Several times during this spectacle, Mr. Greaves insisted that the purpose of this rally is simply to communicate a message to those who support the presence of this Ten Commandments statue on government land, and to the government of Arkansas itself.
“This isn’t a rally of secularists versus people of faith, Satanists versus Christians, or outsiders versus Arkansas. This is a rally for all people who hold sacred the founding Constitutional principles of Religious Freedom and Free Expression that have fallen under assault by irresponsible politicians,” Greaves said.
This isn’t the first display of dissatisfaction with the presence of the Ten Commandments monument. While this most recent monument was installed in April 2018, another identical monument occupied the same space a year ago.
Just hours after the monument was placed in 2017, a man drove his car into the stone and shattered it while blaring Christian rock music from his speakers and shouting “oh my goodness, freedom.” The man used this same strategy to destroy another monument at the Oklahoma State Capitol in 2014. From his jail cell he told the Arkansas Times “I did it because I fully believe I’m the rider on the first white horse in Revelations.”
These flashy displays of discontent with the actions of the government in Arkansas ought to be telling them something: maybe this Ten Commandments monument isn’t a good idea.
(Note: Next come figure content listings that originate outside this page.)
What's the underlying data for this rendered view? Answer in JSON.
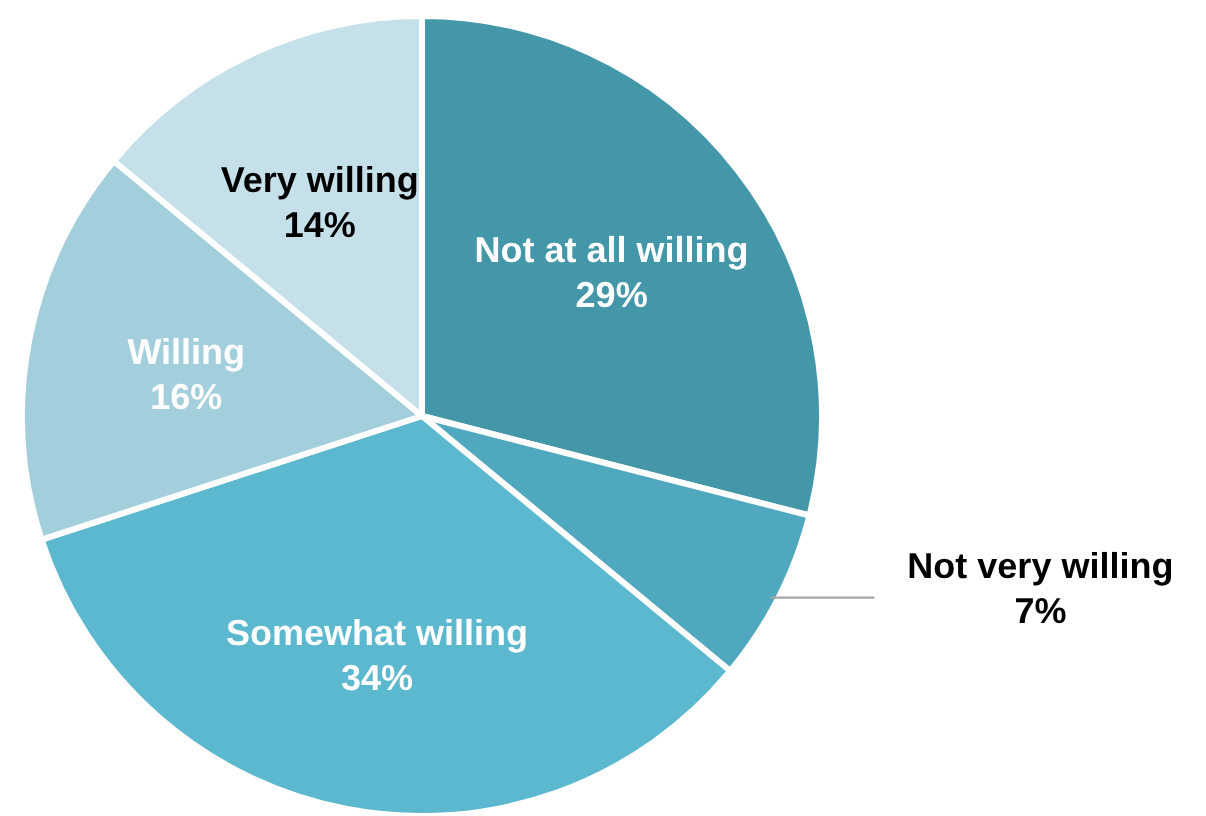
{
  "chart_data": {
    "type": "pie",
    "categories": [
      "Not at all willing",
      "Not very willing",
      "Somewhat willing",
      "Willing",
      "Very willing"
    ],
    "values": [
      29,
      7,
      34,
      16,
      14
    ],
    "value_labels": [
      "29%",
      "7%",
      "34%",
      "16%",
      "14%"
    ],
    "colors": [
      "#4397a8",
      "#4fa8bd",
      "#5bb8cf",
      "#a3cfdd",
      "#c6e0ea"
    ]
  }
}
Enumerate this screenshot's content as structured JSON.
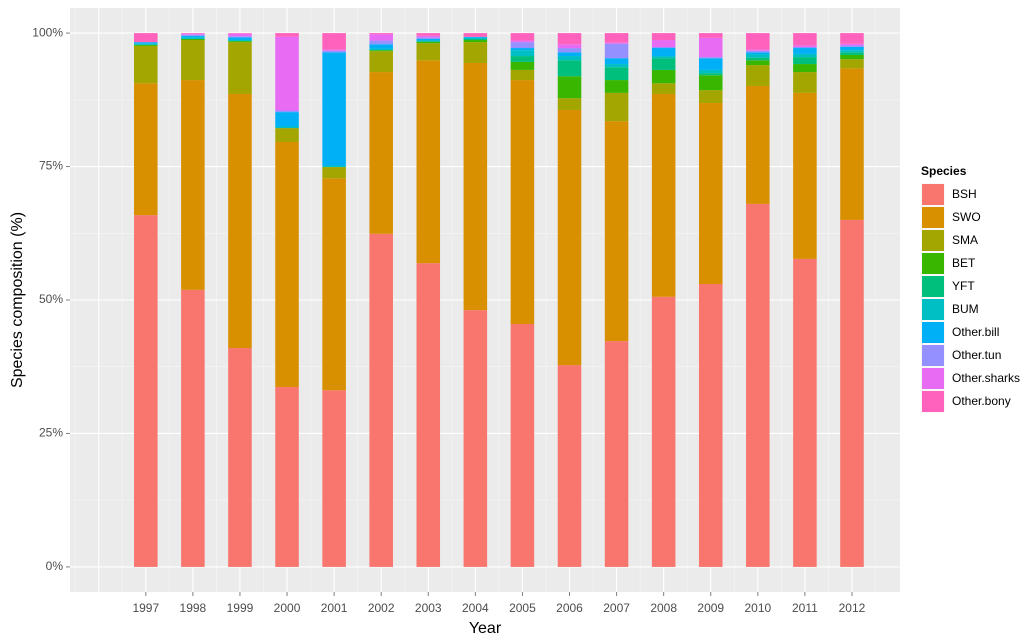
{
  "chart_data": {
    "type": "stacked_bar",
    "x_label": "Year",
    "y_label": "Species composition (%)",
    "legend_title": "Species",
    "legend_position": "right",
    "grid": true,
    "x": [
      1997,
      1998,
      1999,
      2000,
      2001,
      2002,
      2003,
      2004,
      2005,
      2006,
      2007,
      2008,
      2009,
      2010,
      2011,
      2012
    ],
    "xlim": [
      1995.39,
      2013.02
    ],
    "xticks": [
      1997,
      1998,
      1999,
      2000,
      2001,
      2002,
      2003,
      2004,
      2005,
      2006,
      2007,
      2008,
      2009,
      2010,
      2011,
      2012
    ],
    "ylim": [
      -4.7,
      104.7
    ],
    "yticks": [
      {
        "value": 0,
        "label": "0%"
      },
      {
        "value": 25,
        "label": "25%"
      },
      {
        "value": 50,
        "label": "50%"
      },
      {
        "value": 75,
        "label": "75%"
      },
      {
        "value": 100,
        "label": "100%"
      }
    ],
    "series": [
      {
        "name": "BSH",
        "color": "#F8766D",
        "values": [
          65.9,
          51.9,
          41.0,
          33.7,
          33.1,
          62.4,
          56.9,
          48.1,
          45.5,
          37.8,
          42.3,
          50.6,
          53.0,
          68.0,
          57.7,
          65.0
        ]
      },
      {
        "name": "SWO",
        "color": "#D89000",
        "values": [
          24.7,
          39.3,
          47.6,
          45.9,
          39.7,
          30.3,
          38.0,
          46.3,
          45.7,
          47.8,
          41.2,
          38.0,
          33.9,
          22.1,
          31.1,
          28.4
        ]
      },
      {
        "name": "SMA",
        "color": "#A3A500",
        "values": [
          7.0,
          7.5,
          9.7,
          2.6,
          2.1,
          3.9,
          3.2,
          3.9,
          1.9,
          2.2,
          5.3,
          2.0,
          2.4,
          3.9,
          3.9,
          1.7
        ]
      },
      {
        "name": "BET",
        "color": "#39B600",
        "values": [
          0.2,
          0.2,
          0.2,
          0,
          0,
          0.2,
          0.3,
          0.4,
          1.5,
          4.1,
          2.4,
          2.5,
          2.8,
          0.9,
          1.5,
          0.8
        ]
      },
      {
        "name": "YFT",
        "color": "#00BF7D",
        "values": [
          0,
          0,
          0,
          0,
          0,
          0,
          0,
          0.2,
          1.1,
          3.0,
          2.4,
          2.2,
          0.4,
          0.5,
          1.3,
          0.5
        ]
      },
      {
        "name": "BUM",
        "color": "#00BFC4",
        "values": [
          0.2,
          0.3,
          0.2,
          0.3,
          0.3,
          0.3,
          0.2,
          0.2,
          1.1,
          0.8,
          0.6,
          0.4,
          0.6,
          0.6,
          0.6,
          0.4
        ]
      },
      {
        "name": "Other.bill",
        "color": "#00B0F6",
        "values": [
          0.3,
          0.3,
          0.5,
          2.7,
          21.2,
          0.8,
          0.3,
          0.2,
          0.4,
          0.7,
          1.1,
          1.5,
          2.2,
          0.4,
          1.1,
          0.6
        ]
      },
      {
        "name": "Other.tun",
        "color": "#9590FF",
        "values": [
          0,
          0.2,
          0.2,
          0.3,
          0.3,
          0.7,
          0.3,
          0,
          1.1,
          0.8,
          2.7,
          0.2,
          0.2,
          0.3,
          0.2,
          0.3
        ]
      },
      {
        "name": "Other.sharks",
        "color": "#E76BF3",
        "values": [
          0,
          0.2,
          0.5,
          13.8,
          0.2,
          1.2,
          0.3,
          0,
          0.3,
          0.7,
          0.2,
          1.3,
          3.6,
          0.2,
          0.3,
          0.3
        ]
      },
      {
        "name": "Other.bony",
        "color": "#FF62BC",
        "values": [
          1.7,
          0.1,
          0.1,
          0.7,
          3.1,
          0.2,
          0.5,
          0.7,
          1.4,
          2.1,
          1.8,
          1.3,
          0.9,
          3.1,
          2.3,
          2.0
        ]
      }
    ]
  }
}
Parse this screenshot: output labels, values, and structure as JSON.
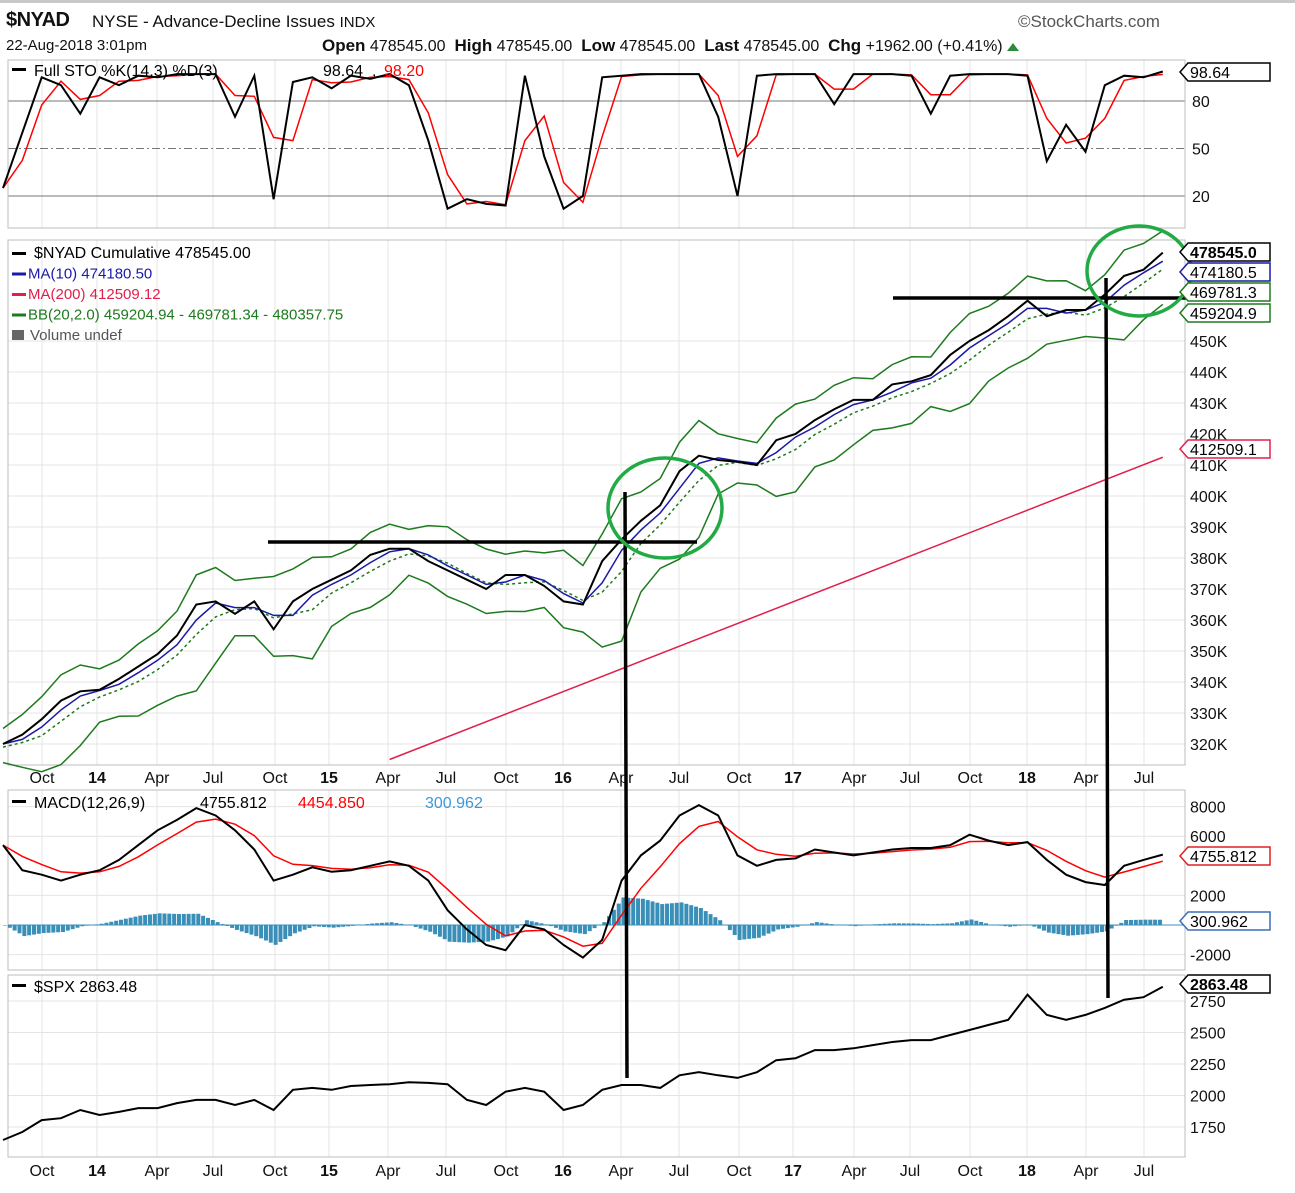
{
  "header": {
    "symbol": "$NYAD",
    "name": "NYSE - Advance-Decline Issues",
    "exchange": "INDX",
    "datetime": "22-Aug-2018 3:01pm",
    "open_label": "Open",
    "open": "478545.00",
    "high_label": "High",
    "high": "478545.00",
    "low_label": "Low",
    "low": "478545.00",
    "last_label": "Last",
    "last": "478545.00",
    "chg_label": "Chg",
    "chg": "+1962.00 (+0.41%)",
    "brand": "©StockCharts.com",
    "trend_icon": "triangle-up-green"
  },
  "colors": {
    "price": "#000000",
    "ma10": "#1a1aa8",
    "ma200": "#e0204a",
    "bb": "#1e7a1e",
    "sto_d": "#ff0000",
    "macd_signal": "#ff0000",
    "histogram": "#3a8fb8",
    "annotation_circle": "#22aa44"
  },
  "x_axis_labels": [
    "Oct",
    "14",
    "Apr",
    "Jul",
    "Oct",
    "15",
    "Apr",
    "Jul",
    "Oct",
    "16",
    "Apr",
    "Jul",
    "Oct",
    "17",
    "Apr",
    "Jul",
    "Oct",
    "18",
    "Apr",
    "Jul"
  ],
  "chart_data": [
    {
      "type": "line",
      "panel": "Full STO",
      "legend": {
        "prefix": "Full STO %K(14,3) %D(3)",
        "k": "98.64",
        "d": "98.20"
      },
      "x_start": "2013-08",
      "x_step": "month",
      "ylim": [
        0,
        100
      ],
      "reference_lines": [
        80,
        50,
        20
      ],
      "yticks": [
        "80",
        "50",
        "20"
      ],
      "last_value_tag": "98.64",
      "k_values": [
        25,
        60,
        95,
        90,
        72,
        95,
        90,
        96,
        95,
        97,
        97,
        97,
        70,
        96,
        18,
        92,
        95,
        88,
        96,
        94,
        97,
        90,
        55,
        12,
        18,
        15,
        14,
        96,
        45,
        12,
        20,
        95,
        96,
        97,
        97,
        97,
        97,
        70,
        20,
        96,
        97,
        97,
        97,
        78,
        97,
        97,
        97,
        96,
        72,
        96,
        97,
        97,
        97,
        96,
        42,
        65,
        48,
        90,
        96,
        95,
        98.64
      ]
    },
    {
      "type": "line",
      "panel": "$NYAD Cumulative",
      "legend": [
        {
          "text": "$NYAD Cumulative 478545.00",
          "color": "#000000"
        },
        {
          "text": "MA(10) 474180.50",
          "color": "#1a1aa8"
        },
        {
          "text": "MA(200) 412509.12",
          "color": "#e0204a"
        },
        {
          "text": "BB(20,2.0) 459204.94 - 469781.34 - 480357.75",
          "color": "#1e7a1e"
        },
        {
          "text": "Volume undef",
          "color": "#555555"
        }
      ],
      "x_start": "2013-08",
      "x_step": "month",
      "ylim_k": [
        315,
        482
      ],
      "yticks": [
        "450K",
        "440K",
        "430K",
        "420K",
        "410K",
        "400K",
        "390K",
        "380K",
        "370K",
        "360K",
        "350K",
        "340K",
        "330K",
        "320K"
      ],
      "value_tags": [
        {
          "text": "478545.0",
          "color": "#000000",
          "bold": true
        },
        {
          "text": "474180.5",
          "color": "#1a1aa8"
        },
        {
          "text": "469781.3",
          "color": "#1e7a1e"
        },
        {
          "text": "459204.9",
          "color": "#1e7a1e"
        },
        {
          "text": "412509.1",
          "color": "#e0204a"
        }
      ],
      "price_k": [
        320,
        323,
        328,
        334,
        337,
        337.5,
        341,
        345,
        349,
        355,
        365,
        366,
        362,
        366,
        357,
        366,
        370,
        373,
        376,
        381,
        383,
        383,
        379,
        376,
        373,
        370,
        374.5,
        374.5,
        371,
        366,
        365,
        379,
        386,
        392,
        397,
        408,
        413,
        411.6,
        411,
        410,
        418,
        420,
        424.5,
        428,
        431,
        431,
        436,
        437,
        439,
        445.5,
        450,
        453.5,
        458,
        463,
        458,
        460,
        460,
        465,
        471,
        473,
        478.5
      ],
      "ma200_k": [
        {
          "date": "2015-04",
          "value": 315
        },
        {
          "date": "2018-08",
          "value": 412.5
        }
      ]
    },
    {
      "type": "line+bar",
      "panel": "MACD",
      "legend": {
        "prefix": "MACD(12,26,9)",
        "macd": "4755.812",
        "signal": "4454.850",
        "histogram": "300.962"
      },
      "x_start": "2013-08",
      "x_step": "month",
      "ylim": [
        -3000,
        9000
      ],
      "yticks": [
        "8000",
        "6000",
        "2000",
        "-2000"
      ],
      "value_tags": [
        "4755.812",
        "300.962"
      ],
      "macd": [
        5400,
        3700,
        3400,
        3000,
        3400,
        3700,
        4400,
        5400,
        6400,
        7100,
        7900,
        7400,
        6400,
        5100,
        3000,
        3400,
        3900,
        3600,
        3700,
        4000,
        4300,
        4000,
        3000,
        1000,
        -300,
        -1350,
        -1700,
        0,
        -300,
        -1350,
        -2200,
        -1000,
        3000,
        4700,
        5700,
        7400,
        8100,
        7400,
        4700,
        4000,
        4400,
        4500,
        5100,
        4900,
        4700,
        4900,
        5100,
        5200,
        5200,
        5400,
        6100,
        5700,
        5400,
        5600,
        4400,
        3400,
        2900,
        2700,
        4000,
        4400,
        4755.812
      ]
    },
    {
      "type": "line",
      "panel": "$SPX",
      "legend": "$SPX 2863.48",
      "x_start": "2013-08",
      "x_step": "month",
      "ylim": [
        1600,
        2950
      ],
      "yticks": [
        "2750",
        "2500",
        "2250",
        "2000",
        "1750"
      ],
      "value_tag": "2863.48",
      "values": [
        1647,
        1710,
        1805,
        1820,
        1885,
        1845,
        1870,
        1900,
        1900,
        1940,
        1965,
        1965,
        1925,
        1965,
        1885,
        2045,
        2060,
        2045,
        2075,
        2083,
        2090,
        2105,
        2100,
        2090,
        1965,
        1925,
        2030,
        2060,
        2030,
        1885,
        1925,
        2045,
        2083,
        2083,
        2060,
        2160,
        2185,
        2160,
        2140,
        2185,
        2280,
        2295,
        2360,
        2360,
        2375,
        2400,
        2425,
        2440,
        2440,
        2480,
        2520,
        2560,
        2600,
        2800,
        2640,
        2600,
        2640,
        2695,
        2760,
        2780,
        2863.48
      ]
    }
  ]
}
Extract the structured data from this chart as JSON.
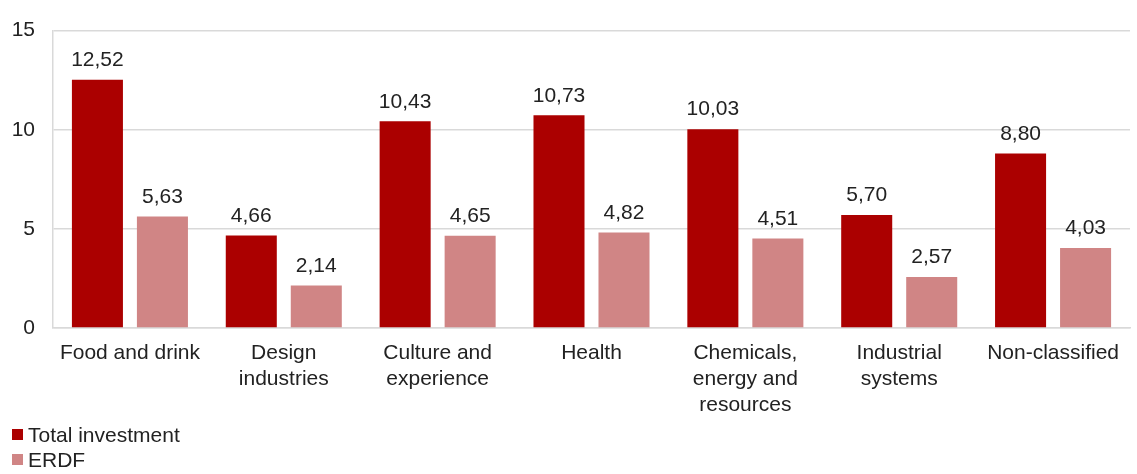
{
  "chart_data": {
    "type": "bar",
    "categories": [
      "Food and drink",
      "Design industries",
      "Culture and experience",
      "Health",
      "Chemicals, energy and resources",
      "Industrial systems",
      "Non-classified"
    ],
    "series": [
      {
        "name": "Total investment",
        "color": "#ab0000",
        "values": [
          12.52,
          4.66,
          10.43,
          10.73,
          10.03,
          5.7,
          8.8
        ],
        "value_labels": [
          "12,52",
          "4,66",
          "10,43",
          "10,73",
          "10,03",
          "5,70",
          "8,80"
        ]
      },
      {
        "name": "ERDF",
        "color": "#d08585",
        "values": [
          5.63,
          2.14,
          4.65,
          4.82,
          4.51,
          2.57,
          4.03
        ],
        "value_labels": [
          "5,63",
          "2,14",
          "4,65",
          "4,82",
          "4,51",
          "2,57",
          "4,03"
        ]
      }
    ],
    "ylim": [
      0,
      15
    ],
    "yticks": [
      0,
      5,
      10,
      15
    ],
    "grid": "y",
    "legend": "bottom"
  }
}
Why are we wasting tax dollars on something the government really shouldn’t be doing in the first place? There is no real reason to have this monument there. All it does is declare that Christians can force their religion onto the state, and in doing so, place it above the many other religions which also exist in this country.
I view it as a kind of victory lap that comes in the wake of decisions like the defunding of Planned Parenthood, which faced scrutiny from Christian special interest groups who felt that religious reasoning was fit to dictate public policy. This monument is the latest development in a growing trend we’re seeing in this country, one that the Founding Fathers actively sought to avoid.